Shatter this system, as the U.S. has done, and you send the hornets buzzing around looking for someone to sting. Washington blames the attacks on U.S. personnel and those working with them on remnants of Saddam's regime or on foreign terrorists. But nearly everyone in Iraq depended directly or indirectly on the regime, and thousands of people have motives to strike at Americans -- from the loss of jobs to deaths of relatives at the hands of U.S. soldiers.

Washington should do a lot more listening to Iraqi concerns. Far from winning hearts and minds, the American regime is deeply unpopular with elements of the large Sunni Muslim minority, Saddam's sect, which inhabits a huge strategic belt around Baghdad. The majority Shiites in the south and center of the country are less restive but still suspicious of U.S. designs. Only the long-oppressed Kurdish minority in the north is firmly in the U.S. camp.

L. Paul Bremer III, the U.S. Civil Administrator, needs to avoid making the same mistakes in setting up local government as the British did.

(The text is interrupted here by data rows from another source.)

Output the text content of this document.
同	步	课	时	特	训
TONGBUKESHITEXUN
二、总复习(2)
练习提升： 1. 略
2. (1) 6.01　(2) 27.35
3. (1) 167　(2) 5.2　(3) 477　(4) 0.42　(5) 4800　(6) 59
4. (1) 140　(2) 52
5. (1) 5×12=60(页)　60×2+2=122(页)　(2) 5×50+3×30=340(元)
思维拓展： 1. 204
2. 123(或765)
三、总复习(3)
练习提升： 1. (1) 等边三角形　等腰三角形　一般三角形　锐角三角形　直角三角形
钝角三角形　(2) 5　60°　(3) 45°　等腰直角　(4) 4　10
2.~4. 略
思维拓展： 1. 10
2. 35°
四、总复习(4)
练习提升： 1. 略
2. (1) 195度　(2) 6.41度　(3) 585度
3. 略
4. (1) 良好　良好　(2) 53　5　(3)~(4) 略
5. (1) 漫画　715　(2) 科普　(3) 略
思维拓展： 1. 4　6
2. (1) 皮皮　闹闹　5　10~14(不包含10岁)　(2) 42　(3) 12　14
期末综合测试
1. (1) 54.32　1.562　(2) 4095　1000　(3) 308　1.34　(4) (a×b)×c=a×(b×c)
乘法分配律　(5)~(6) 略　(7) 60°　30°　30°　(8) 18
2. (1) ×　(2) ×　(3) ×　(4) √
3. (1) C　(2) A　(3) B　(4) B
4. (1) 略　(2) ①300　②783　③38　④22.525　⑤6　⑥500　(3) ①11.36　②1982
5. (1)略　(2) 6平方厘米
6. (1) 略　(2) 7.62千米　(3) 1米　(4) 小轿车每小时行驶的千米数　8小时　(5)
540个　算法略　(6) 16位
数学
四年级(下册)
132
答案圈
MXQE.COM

The British relied strongly on the Sunni elite, which grabbed power and privilege for itself, alienating the Shiite heartland. Similarly, there is a danger that returning Iraqi exiles will take advantage of their ties to the American authorities to pack the ministries with their associates, putting them in a position to wield disproportionate influence. The U.S. would be better off allowing grassroots institutions run by local Iraqis to take hold, as the British are doing in southern Iraq. So far, the U.S.-appointed Iraqi Governing Council -- which includes prominent returnees such as Ahmad Chalabi, leader of the Iraqi National Congress -- has failed to win broad support.

The U.S. should also go slow on privatization. What Iraqis want is rule of law and a return to basic services and normal economic activity. They don't want to be subjects of an ideologically-inspired U.S. demonstration project for the region.

At this point, it is still unlikely that the U.S. forces will retreat humiliated. As a power, the U.S. is in a different league from Britain of the 1920s, whose imperial star was already fading. A flood of American money may eventually co-opt enough Iraqis to turn the tide. But unless the U.S. learns some lessons about the nature of Iraq, it will be doomed to months if not years more of death and disillusionment.